A: Some people have a genetic tendency for low HDL, even when all their other cardiovascular risk factors are normal. Although this might seem harmless, it can throw off your cholesterol ratio and may indicate a future risk of heart problems.One of the simplest and most effective ways to boost HDL is through exercise. I recommend you engage in at least 30 minutes of physical activity most, if not all, days of the week. Also follow the diet and lifestyle recommendations in Using Food to Lower Your Cholesterol. These steps will help ensure that your blood vessels stay as healthy as possible.
In addition, I recommend taking low dosages of omega-3 fatty acids (see 4 Supplements to Consider). You may also want to consider adding extended-release formulations of niacin (such as Niaspan, which is available only by prescription) to your regimen. Extended-release niacin has been shown to raise HDL cholesterol by up to 35 percent. In addition, niacin can help lower triglycerides and LDL cholesterol.

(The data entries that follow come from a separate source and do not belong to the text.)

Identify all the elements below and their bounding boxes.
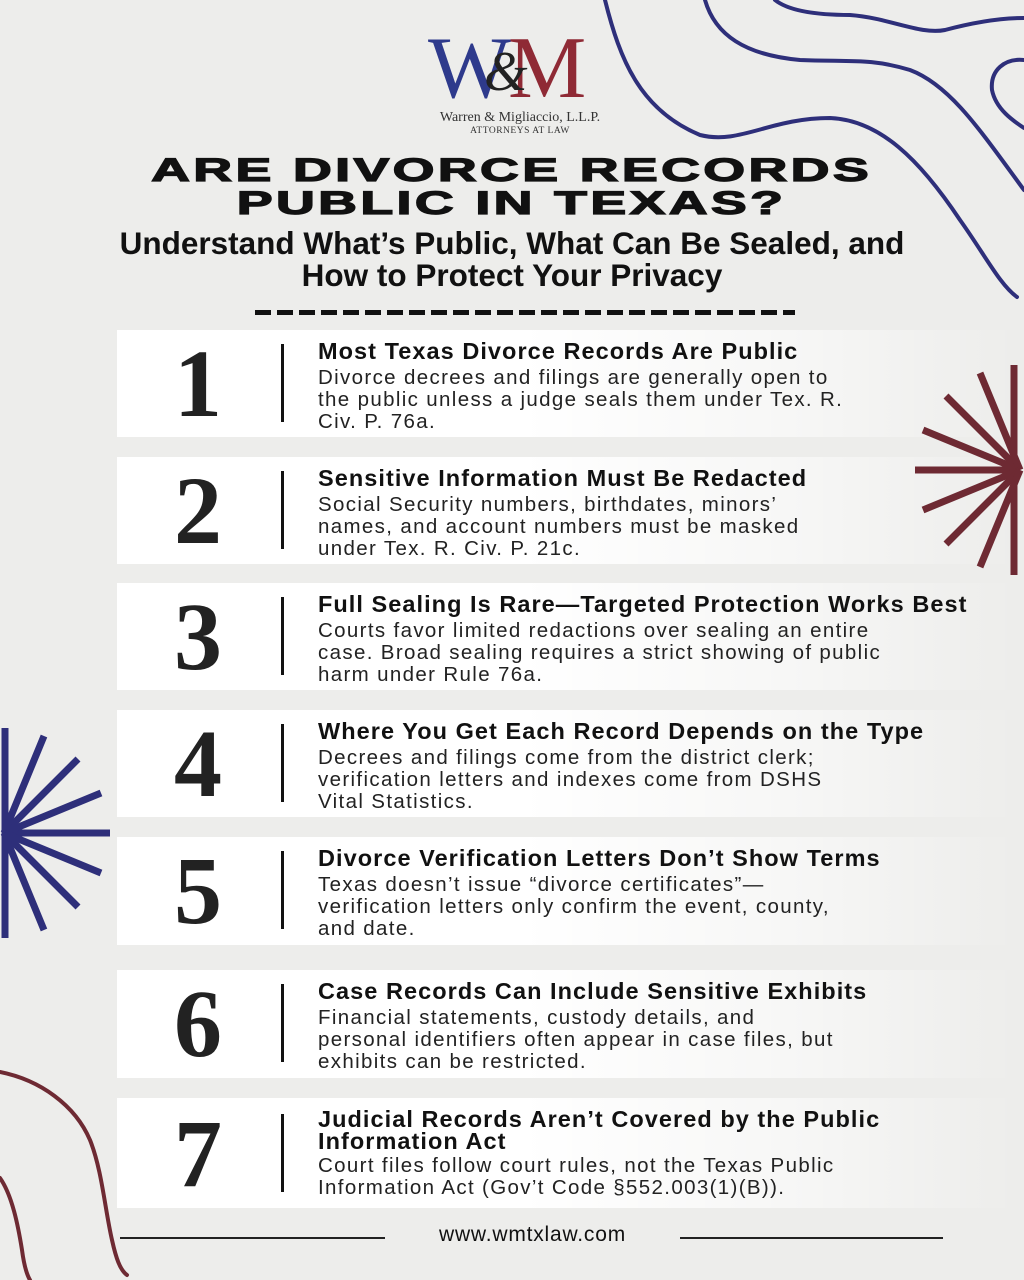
card 6: Case Records Can Include Sensitive Exhibits <box>318 978 867 1004</box>
title: ARE DIVORCE RECORDS <box>152 152 872 188</box>
card 4: Where You Get Each Record Depends on the Type <box>318 718 924 744</box>
card 5: and date. <box>318 917 416 940</box>
card 7: 7 <box>174 1100 222 1207</box>
icon: red starburst <box>915 365 1020 575</box>
logo: ATTORNEYS AT LAW <box>470 126 570 136</box>
card 2 <box>117 457 1017 564</box>
card 6: Financial statements, custody details, and <box>318 1006 755 1029</box>
dashed divider <box>255 310 795 315</box>
card 2: under Tex. R. Civ. P. 21c. <box>318 537 581 560</box>
card 2: 2 <box>174 457 222 564</box>
logo: M <box>508 20 586 117</box>
card 4: 4 <box>174 710 222 817</box>
icon: blue starburst <box>4 728 110 938</box>
card 5 <box>117 837 1017 945</box>
card 1: Most Texas Divorce Records Are Public <box>318 338 798 364</box>
card 5: Texas doesn’t issue “divorce certificates”— <box>318 873 765 896</box>
title <box>151 152 872 221</box>
card 2: Sensitive Information Must Be Redacted <box>318 465 807 491</box>
card 6: personal identifiers often appear in case files, but <box>318 1028 834 1051</box>
footer: www.wmtxlaw.com <box>439 1223 626 1246</box>
logo: W <box>428 20 507 117</box>
card 6 <box>117 970 1017 1078</box>
card 7 <box>117 1098 1017 1208</box>
subtitle: Understand What’s Public, What Can Be Sealed, and <box>120 225 904 261</box>
card 5: 5 <box>174 837 222 944</box>
card 3: 3 <box>174 583 222 690</box>
card 3: Full Sealing Is Rare—Targeted Protection Works Best <box>318 591 967 617</box>
card 4: Vital Statistics. <box>318 790 474 813</box>
card 1: the public unless a judge seals them under Tex. R. <box>318 388 843 411</box>
card 7: Judicial Records Aren’t Covered by the Public <box>318 1106 880 1132</box>
logo: & <box>484 41 528 103</box>
card 4 <box>117 710 1017 817</box>
card 6: 6 <box>174 970 222 1077</box>
card 3: harm under Rule 76a. <box>318 663 543 686</box>
card 2: names, and account numbers must be masked <box>318 515 800 538</box>
card 5: verification letters only confirm the event, county, <box>318 895 830 918</box>
title: PUBLIC IN TEXAS? <box>237 185 787 221</box>
card 1: Divorce decrees and filings are generally open to <box>318 366 829 389</box>
card 4: verification letters and indexes come from DSHS <box>318 768 822 791</box>
card 7: Information Act (Gov’t Code §552.003(1)(B)). <box>318 1176 785 1199</box>
card 2: Social Security numbers, birthdates, minors’ <box>318 493 777 516</box>
card 3: Courts favor limited redactions over sealing an entire <box>318 619 869 642</box>
card 3: case. Broad sealing requires a strict showing of public <box>318 641 881 664</box>
card 3 <box>117 583 1017 690</box>
card 1: 1 <box>174 330 222 437</box>
card 1 <box>117 330 1017 437</box>
card 1: Civ. P. 76a. <box>318 410 436 433</box>
card 7: Court files follow court rules, not the Texas Public <box>318 1154 834 1177</box>
logo: Warren & Migliaccio, L.L.P. <box>440 110 600 125</box>
subtitle <box>120 225 904 293</box>
card 6: exhibits can be restricted. <box>318 1050 587 1073</box>
card 5: Divorce Verification Letters Don’t Show Terms <box>318 845 881 871</box>
subtitle: How to Protect Your Privacy <box>302 257 722 293</box>
logo <box>428 20 600 136</box>
card 4: Decrees and filings come from the district clerk; <box>318 746 815 769</box>
card 7: Information Act <box>318 1128 507 1154</box>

It is important to talk with your doctor before beginning niacin treatment. Although niacin is a powerful treatment for boosting HDL cholesterol, it can be dangerous for people with diabetes, gallbladder disease, gout, glaucoma, peptic ulcer, or impaired liver function, or who are pregnant or have had a recent heart attack. In addition, niacin can interact with other medications, and it may cause some uncomfortable side effects, including flu-like symptoms, rash, and flushing so intense that it can temporarily leave you looking sunburned (and, if you’re a woman, you may think you’re having hot flashes!). Because the side effects can be serious and need to be monitored by a physician, you should not take over-the-counter niacin supplements to treat cholesterol on your own.
Prescription niacin comes in many forms and doses and is sometimes combined with other cholesterol-lowering medications; your doctor will decide which formulation is best suited for you.